7 thoughts on “A message from God (part two)

  1. J, I have a blog for tomorrow regarding The Lord’s Supper. When I first read this I thought I ought not use it; on second thought I will do so and also connect to this, Okay? I’m sure it is. It is quite possible he is leading both of us in this direction. They do not conflict; hopefully they will broaden the understanding of the importance of this rite. Blessings.

    Liked by 1 person

  2. The most intimate experience I ever had with God occurred in the Supper.

    It is always intimate to approach the Table of the Lord. To simply kneel, open ones mouth, and *receive* the Lord.

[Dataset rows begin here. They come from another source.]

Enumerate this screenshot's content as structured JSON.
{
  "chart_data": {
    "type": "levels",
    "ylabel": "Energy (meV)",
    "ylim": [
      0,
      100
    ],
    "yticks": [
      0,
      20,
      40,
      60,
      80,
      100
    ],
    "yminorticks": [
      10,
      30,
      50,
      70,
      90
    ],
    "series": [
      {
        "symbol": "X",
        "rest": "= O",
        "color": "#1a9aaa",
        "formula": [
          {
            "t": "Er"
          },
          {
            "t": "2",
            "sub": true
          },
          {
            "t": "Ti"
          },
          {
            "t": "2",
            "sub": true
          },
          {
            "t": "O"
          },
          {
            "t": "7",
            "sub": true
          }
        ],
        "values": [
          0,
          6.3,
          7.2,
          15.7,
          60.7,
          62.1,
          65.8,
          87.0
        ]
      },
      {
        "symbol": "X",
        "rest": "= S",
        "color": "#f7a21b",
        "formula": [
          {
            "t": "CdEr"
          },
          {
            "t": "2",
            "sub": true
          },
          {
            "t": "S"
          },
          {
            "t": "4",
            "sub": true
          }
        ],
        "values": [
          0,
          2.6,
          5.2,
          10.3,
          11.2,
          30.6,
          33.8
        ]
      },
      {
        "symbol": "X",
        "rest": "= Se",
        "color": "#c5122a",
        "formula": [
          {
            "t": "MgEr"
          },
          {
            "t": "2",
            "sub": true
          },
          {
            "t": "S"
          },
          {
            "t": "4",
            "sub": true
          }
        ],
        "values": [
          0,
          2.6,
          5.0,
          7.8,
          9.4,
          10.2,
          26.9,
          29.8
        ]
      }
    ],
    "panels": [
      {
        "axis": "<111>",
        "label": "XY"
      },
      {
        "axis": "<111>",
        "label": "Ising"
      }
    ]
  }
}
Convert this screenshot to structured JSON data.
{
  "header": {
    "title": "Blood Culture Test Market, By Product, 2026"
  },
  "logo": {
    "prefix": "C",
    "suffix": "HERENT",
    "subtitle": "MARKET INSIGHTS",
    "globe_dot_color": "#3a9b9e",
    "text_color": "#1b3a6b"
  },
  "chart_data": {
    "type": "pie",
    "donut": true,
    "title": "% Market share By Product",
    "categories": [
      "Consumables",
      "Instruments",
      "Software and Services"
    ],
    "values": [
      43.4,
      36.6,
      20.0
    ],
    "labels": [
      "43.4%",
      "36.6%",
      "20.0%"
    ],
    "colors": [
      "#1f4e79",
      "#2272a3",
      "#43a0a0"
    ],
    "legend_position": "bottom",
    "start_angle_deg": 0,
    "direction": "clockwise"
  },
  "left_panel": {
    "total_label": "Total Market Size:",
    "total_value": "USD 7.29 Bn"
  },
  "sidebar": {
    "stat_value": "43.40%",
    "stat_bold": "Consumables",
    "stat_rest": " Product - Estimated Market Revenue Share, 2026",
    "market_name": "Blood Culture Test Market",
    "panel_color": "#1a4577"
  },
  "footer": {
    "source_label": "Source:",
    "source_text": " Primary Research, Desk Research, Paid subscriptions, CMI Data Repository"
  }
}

    But the most profound occasion upon which I ever received the Sacrament was,
    after receiving the body of the Lord from my pastors hand (which, when you think about it, is a pretty intimate act!), the cup was then brought to my lips by my husband, who spoke, “Anita, take and drink, this is the blood of the Lord shed for you”.

    And I’m not ashamed to say it WRECKED me.

    There, all of a sudden, was this picture for me, of love and headship and sacrifice, and something just kinda clicked. I got a little bit more illumination on all that His love for me encompasses…and it is *good*.

    My spirit, apparently, rejoices when it recognizes Christ. God grant that it ever shall be!

    Liked by 1 person

    • Amen. to that last line! So many Christians miss the intimacy of the Sacrament and try to replace it with something else. If only they could be persuaded to seek the Lord where he promised to be found!
      By the way, I finally checked, and you are right about the same word for “hearing” in John 10 and in Romans 10. It’s the Greek word from which we get the English word “acoustics.” I may write a post about that idea, since hearing is the most passive of the senses. The speaker does all the work; the hearer merely receives what the speaker offers. J.

      Liked by 1 person

      • Oh cool, thanks for digging into that.

        You know, I can remember when I was pregnant with my first child, and I was having a really tough time with it, morning sickness made me wrechedly ill and getting out to Service was, frankly, a real chore, one that I really had to push myself to do. Any flimsy excuse to get out of it would have done for me! But my pastor kept hugging me and telling me how great it was that I kept bringing my baby-in-belly every week to hear the word proclaimed. He encouraged me to keep coming, saying he’d rather see me give up an hour’s worth of Bible devotions (I did NOT do an hours worth of devotions, lol) than give up an hour of the preached word.

        Funny thing is, I wasn’t sure I believed baby could hear in the womb! I mean, I wasn’t sure that it was physiologically possible. (Hey, I was young and we didn’t have Google). So I was kinda like, meh, I don’t know if I believe that.

        Turns out, of course, that my pastor told me the truth, babies CAN hear in the womb, in fact they are able to distinguish the mother’s voice quite well from the womb! Once I overcame that doubt, the fullness and beauty of my pastors long-ago advice came into breathtaking clarity for me. The implications for us are stunning, profound.

        God’s word is efficacious, yes, but it seems to me there is something uniquely potent about the *preached* word in particular. I have grasped at least that much! 😊


  3. Well said!

    I would add something I think is implied in your post. When Christians worship in community — as the body of Christ — we pray, we sing, we hear God’s Word explained, and we perform the sacraments together. The sacraments remind us of Jesus, and they put the focus upon Him. When we remember the Bible is entirely about Him and what He did for us — the grace and mercy He showed us, the Bible is more easily understood.

    Liked by 2 people

    • Exactly! The Sacraments put the focus on Jesus, not on ourselves. I would strengthen “remind us of Jesus” to something stronger–perhaps “unite us with Jesus.” But otherwise you are right on the mark. And the Bible is indeed entirely about Him and His work. That is the most important point to remember when trying to understand the Bible. J.